J’ai enterré ma fille jumelle… Puis, trois ans plus tard, son enseignante m’a dit que mes deux filles se portaient à merveille

Publié le 9 mars 2026
J’ai enterré ma fille jumelle… Puis, trois ans plus tard, son enseignante m’a dit que mes deux filles se portaient à merveille

Trois ans après la perte de ma fille, je pensais avoir appris à vivre avec l’absence. Mais le jour de la rentrée, une phrase anodine a fait vaciller toutes mes certitudes.

Et si le passé que je croyais enterré ressurgissait là où je m’y attendais le moins ? Trois ans après avoir perdu l’une de mes jumelles, je pensais avoir appris à survivre avec ce vide immense. Jusqu’à ce que, le jour de la rentrée en CP, une simple phrase prononcée par l’enseignante fasse vaciller toutes mes certitudes.

Vivre avec l’absence : quand le deuil devient silencieux

Perdre un enfant est une épreuve qui bouleverse tout. Dans mon cas, le souvenir est flou, presque effacé par la douleur : une forte fièvre, l’hospitalisation, des mots médicaux prudents, puis un immense vide. Ma petite Éva s’est éteinte brutalement, laissant derrière elle sa sœur jumelle, Lila.

Pendant trois ans, j’ai avancé avec cette impression d’avoir une pierre dans la poitrine. Je me suis occupée de Lila, j’ai repris le travail, puis j’ai déménagé avec mon mari Jean pour tenter de reconstruire notre vie ailleurs. De l’extérieur, tout semblait normal ; à l’intérieur, le chagrin demeurait, enfoui mais intact.

Le deuil ne se manifeste pas toujours par des larmes visibles. Il s’insinue dans les gestes du quotidien, dans les anniversaires célébrés à moitié, dans une chaise vide autour de la table. Je continuais, parce qu’il le fallait.

Le choc de la ressemblance : quand l’espoir s’invite sans prévenir

Le jour de la rentrée en CP devait symboliser un nouveau départ. Lila, enthousiaste, a franchi les portes sans se retourner. Puis, à la sortie, l’enseignante m’a lancé avec le sourire : « Vos deux filles se débrouillent très bien. »

Mon monde s’est arrêté.

Dans la classe voisine, j’ai vu une petite fille aux mêmes boucles brunes, au même rire cristallin. Une posture familière, une manière de pencher la tête qui m’a serré le cœur. L’espace d’un instant, l’impossible m’a semblé presque envisageable.

Quand le manque est immense, la moindre ressemblance agit comme un électrochoc. Ce n’était ni un refus de la réalité ni une illusion : c’était mon cœur qui cherchait un repère.

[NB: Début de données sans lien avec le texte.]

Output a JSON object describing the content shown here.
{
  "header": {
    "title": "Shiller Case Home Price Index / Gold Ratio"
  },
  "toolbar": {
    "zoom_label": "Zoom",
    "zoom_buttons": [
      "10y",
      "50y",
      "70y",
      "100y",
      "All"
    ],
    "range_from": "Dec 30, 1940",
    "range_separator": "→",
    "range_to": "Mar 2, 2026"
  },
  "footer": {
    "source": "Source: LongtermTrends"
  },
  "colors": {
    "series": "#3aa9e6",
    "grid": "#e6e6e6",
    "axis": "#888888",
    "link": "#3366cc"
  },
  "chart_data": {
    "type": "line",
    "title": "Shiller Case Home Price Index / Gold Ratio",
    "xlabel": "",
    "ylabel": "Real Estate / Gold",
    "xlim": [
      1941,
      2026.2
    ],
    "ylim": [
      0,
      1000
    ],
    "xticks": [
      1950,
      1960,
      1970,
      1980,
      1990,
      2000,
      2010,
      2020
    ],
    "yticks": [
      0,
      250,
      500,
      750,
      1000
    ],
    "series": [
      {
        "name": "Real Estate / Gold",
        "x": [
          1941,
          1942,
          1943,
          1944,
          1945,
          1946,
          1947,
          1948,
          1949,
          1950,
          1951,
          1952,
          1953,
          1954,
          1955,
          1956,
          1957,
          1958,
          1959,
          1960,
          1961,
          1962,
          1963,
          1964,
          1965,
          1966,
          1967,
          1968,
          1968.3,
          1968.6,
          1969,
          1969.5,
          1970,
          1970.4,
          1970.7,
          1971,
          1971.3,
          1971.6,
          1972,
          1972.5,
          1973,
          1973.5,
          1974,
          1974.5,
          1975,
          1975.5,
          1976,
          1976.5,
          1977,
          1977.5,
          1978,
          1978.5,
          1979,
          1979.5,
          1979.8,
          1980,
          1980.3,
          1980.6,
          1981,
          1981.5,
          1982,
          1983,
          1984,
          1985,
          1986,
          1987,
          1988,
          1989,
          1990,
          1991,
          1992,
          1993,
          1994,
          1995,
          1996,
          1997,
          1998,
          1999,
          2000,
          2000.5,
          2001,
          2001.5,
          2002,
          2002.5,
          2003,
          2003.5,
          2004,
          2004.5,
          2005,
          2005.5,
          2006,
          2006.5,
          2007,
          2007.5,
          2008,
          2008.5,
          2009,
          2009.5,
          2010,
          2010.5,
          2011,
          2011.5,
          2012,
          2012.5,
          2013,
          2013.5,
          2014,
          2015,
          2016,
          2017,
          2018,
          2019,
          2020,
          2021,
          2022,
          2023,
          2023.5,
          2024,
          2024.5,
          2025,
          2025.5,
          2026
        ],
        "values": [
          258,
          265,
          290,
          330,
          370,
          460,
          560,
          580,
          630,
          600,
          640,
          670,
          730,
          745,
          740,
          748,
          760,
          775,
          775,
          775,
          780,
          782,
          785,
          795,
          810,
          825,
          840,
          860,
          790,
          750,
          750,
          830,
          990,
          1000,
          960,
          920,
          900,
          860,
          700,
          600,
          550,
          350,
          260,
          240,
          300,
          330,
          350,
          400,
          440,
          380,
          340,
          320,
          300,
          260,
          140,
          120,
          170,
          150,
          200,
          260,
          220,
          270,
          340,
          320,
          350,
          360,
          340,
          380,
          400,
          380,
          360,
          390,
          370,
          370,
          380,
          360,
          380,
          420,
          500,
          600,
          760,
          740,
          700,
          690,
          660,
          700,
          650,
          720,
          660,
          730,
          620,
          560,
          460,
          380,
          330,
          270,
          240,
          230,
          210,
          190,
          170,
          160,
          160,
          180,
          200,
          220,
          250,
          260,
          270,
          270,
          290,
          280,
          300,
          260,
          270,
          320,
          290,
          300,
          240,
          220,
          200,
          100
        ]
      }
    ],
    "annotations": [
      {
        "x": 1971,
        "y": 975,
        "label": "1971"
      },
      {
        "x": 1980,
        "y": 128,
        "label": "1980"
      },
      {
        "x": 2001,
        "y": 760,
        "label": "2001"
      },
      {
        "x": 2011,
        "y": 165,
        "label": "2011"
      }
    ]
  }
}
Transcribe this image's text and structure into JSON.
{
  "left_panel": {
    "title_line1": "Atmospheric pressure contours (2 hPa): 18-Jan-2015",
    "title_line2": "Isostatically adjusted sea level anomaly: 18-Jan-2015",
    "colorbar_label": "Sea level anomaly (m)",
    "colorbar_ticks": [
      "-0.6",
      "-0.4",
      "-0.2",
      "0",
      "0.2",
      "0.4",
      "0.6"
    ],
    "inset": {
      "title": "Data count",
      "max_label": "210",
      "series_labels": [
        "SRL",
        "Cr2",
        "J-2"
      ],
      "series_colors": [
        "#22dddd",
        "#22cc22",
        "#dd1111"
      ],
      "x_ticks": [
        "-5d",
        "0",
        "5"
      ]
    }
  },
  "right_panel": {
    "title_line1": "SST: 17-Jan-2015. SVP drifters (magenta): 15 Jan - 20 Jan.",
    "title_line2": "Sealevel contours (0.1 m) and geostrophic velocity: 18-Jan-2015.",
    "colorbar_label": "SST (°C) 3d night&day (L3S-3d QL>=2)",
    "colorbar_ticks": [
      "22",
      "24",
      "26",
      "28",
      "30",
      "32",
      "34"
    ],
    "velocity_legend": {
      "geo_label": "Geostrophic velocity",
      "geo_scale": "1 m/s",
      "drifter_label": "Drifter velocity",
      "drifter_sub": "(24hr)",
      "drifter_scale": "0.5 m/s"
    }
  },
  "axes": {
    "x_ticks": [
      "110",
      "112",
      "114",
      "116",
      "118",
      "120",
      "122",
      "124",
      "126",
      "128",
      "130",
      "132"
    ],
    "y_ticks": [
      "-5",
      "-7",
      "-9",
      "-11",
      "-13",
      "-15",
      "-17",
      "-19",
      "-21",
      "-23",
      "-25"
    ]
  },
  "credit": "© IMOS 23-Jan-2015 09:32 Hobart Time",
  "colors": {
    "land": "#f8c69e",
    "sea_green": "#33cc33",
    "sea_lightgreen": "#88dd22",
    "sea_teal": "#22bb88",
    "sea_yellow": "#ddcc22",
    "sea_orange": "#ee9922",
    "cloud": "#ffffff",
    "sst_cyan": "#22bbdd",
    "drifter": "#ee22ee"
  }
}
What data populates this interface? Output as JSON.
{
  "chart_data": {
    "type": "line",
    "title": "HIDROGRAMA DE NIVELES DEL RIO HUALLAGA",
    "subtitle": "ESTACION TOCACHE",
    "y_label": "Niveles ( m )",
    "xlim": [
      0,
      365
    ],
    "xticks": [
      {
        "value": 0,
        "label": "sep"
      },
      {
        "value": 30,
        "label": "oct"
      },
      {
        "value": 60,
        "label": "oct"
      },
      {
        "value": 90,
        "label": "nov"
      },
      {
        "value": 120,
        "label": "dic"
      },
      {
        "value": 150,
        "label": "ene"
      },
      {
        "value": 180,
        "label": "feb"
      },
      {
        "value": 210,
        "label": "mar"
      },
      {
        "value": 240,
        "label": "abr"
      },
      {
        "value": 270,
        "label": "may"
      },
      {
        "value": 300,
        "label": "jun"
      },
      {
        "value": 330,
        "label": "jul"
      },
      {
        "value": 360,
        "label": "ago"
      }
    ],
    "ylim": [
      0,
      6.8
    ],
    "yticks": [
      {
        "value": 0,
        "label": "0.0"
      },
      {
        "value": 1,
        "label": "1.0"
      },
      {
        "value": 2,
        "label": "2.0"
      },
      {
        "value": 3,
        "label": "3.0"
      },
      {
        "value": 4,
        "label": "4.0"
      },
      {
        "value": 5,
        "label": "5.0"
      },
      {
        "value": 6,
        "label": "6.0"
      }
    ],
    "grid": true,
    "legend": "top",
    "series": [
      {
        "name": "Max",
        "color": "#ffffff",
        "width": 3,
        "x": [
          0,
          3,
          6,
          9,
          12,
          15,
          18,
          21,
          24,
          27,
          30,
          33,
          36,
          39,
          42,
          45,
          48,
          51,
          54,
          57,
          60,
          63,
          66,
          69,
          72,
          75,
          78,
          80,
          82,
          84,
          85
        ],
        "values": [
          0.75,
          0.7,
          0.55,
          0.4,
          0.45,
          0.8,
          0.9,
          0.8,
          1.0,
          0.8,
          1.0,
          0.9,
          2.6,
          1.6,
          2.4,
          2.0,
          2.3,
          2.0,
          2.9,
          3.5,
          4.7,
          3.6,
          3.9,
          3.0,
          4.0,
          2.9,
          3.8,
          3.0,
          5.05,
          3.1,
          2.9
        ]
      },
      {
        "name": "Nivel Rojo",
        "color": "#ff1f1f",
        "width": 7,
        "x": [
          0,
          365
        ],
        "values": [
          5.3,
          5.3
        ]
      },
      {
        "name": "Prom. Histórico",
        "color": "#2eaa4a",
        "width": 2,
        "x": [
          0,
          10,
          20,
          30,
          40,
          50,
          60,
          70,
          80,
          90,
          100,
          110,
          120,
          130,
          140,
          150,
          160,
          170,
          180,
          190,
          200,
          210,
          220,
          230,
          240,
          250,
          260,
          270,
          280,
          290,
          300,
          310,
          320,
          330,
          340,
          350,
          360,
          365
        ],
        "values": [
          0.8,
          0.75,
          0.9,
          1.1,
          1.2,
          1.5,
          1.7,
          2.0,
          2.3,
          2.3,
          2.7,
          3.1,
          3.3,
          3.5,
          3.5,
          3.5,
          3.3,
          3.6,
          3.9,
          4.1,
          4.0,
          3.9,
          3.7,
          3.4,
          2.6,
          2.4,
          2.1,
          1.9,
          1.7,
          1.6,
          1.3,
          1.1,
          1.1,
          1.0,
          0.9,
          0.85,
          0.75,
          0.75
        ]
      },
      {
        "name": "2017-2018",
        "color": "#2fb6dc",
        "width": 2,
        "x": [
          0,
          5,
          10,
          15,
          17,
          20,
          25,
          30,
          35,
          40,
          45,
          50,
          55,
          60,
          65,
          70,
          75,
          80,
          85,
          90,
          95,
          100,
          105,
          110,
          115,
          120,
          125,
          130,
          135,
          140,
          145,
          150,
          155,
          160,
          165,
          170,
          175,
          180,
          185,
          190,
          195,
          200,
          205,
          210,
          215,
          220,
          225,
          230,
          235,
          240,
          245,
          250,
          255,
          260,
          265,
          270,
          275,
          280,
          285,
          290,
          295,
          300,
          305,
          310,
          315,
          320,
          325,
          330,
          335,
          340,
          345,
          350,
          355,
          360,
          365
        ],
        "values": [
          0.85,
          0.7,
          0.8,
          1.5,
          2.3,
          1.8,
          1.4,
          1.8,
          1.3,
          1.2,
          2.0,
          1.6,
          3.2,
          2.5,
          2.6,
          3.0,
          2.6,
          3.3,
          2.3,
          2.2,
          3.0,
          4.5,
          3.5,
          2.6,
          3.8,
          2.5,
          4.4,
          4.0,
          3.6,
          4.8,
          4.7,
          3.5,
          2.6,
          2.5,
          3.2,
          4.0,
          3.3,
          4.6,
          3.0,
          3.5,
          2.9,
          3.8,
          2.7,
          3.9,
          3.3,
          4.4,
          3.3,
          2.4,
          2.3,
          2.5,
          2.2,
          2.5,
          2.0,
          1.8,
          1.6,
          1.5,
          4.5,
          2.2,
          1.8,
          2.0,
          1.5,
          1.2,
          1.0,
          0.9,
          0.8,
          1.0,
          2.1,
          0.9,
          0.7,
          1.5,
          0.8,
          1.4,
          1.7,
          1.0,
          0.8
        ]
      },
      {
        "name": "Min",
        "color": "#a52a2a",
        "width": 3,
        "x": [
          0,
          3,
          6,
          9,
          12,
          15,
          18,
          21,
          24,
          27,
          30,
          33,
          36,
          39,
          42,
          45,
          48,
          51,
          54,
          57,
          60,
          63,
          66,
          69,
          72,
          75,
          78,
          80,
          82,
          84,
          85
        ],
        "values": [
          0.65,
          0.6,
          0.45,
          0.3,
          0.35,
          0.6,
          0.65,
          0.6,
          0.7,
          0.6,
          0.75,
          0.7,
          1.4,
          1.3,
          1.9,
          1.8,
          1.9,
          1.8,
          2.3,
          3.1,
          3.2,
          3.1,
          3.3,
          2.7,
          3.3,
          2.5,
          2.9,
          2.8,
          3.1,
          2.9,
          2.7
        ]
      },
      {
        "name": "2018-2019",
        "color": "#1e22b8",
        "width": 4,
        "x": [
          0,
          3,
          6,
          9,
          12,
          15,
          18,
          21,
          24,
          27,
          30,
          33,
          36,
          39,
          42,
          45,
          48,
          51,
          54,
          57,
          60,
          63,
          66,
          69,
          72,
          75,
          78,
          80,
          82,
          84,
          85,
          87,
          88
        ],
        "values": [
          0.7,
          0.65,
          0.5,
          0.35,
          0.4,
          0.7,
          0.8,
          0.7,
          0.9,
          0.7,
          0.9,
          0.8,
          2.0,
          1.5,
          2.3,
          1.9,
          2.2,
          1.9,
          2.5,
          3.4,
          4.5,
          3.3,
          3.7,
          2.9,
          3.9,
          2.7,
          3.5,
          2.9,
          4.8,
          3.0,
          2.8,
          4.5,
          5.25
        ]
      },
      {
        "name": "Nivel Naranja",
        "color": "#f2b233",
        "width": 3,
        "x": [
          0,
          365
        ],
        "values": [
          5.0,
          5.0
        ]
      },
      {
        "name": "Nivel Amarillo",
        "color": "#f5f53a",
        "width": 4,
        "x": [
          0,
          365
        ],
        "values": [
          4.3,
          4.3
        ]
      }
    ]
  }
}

Chercher la vérité pour apaiser le doute

J’aurais pu ignorer cette coïncidence troublante. Pourtant, une question s’est imposée à moi. Avec l’accord des parents de la petite Isabella, un test génétique a été réalisé dans un cadre médical strict. Cette étape était indispensable avant toute conclusion. L’attente m’a semblé interminable, suspendue entre espoir et peur.

Le verdict est tombé : aucun lien biologique.

Un choc, bien sûr, mais aussi un soulagement. Derrière cette démarche se cachait un besoin essentiel : obtenir une réponse claire. Je n’avais jamais vraiment pu dire adieu à Éva. Trop de flou, des souvenirs brouillés par la douleur.

Mettre noir sur blanc la réalité m’a permis d’affronter ce que j’évitais depuis trois ans et d’entamer un véritable travail de deuil, étape nécessaire vers une résilience émotionnelle.

Faire la paix avec mon histoire

Ce que j’ai traversé m’a appris une chose essentielle : le deuil n’est pas linéaire. Il progresse par vagues, parfois déclenchées par un détail anodin — une odeur, une date, un visage.

Voir Isabella n’a pas aggravé la blessure. Au contraire, cette ressemblance m’a permis de faire un adieu conscient et assumé. Une étape cruciale pour transformer la douleur brute en souvenir apaisé.

Quelques jours plus tard, j’ai observé Lila courir vers Isabella dans la cour. Les deux fillettes riaient, complices. De dos, elles se ressemblaient comme deux gouttes d’eau, mais chacune avait sa place.

Mon cœur s’est serré, puis apaisé.

Ce jour-là, devant le portail de l’école, j’ai compris que je pouvais continuer à aimer sans rester prisonnière du passé.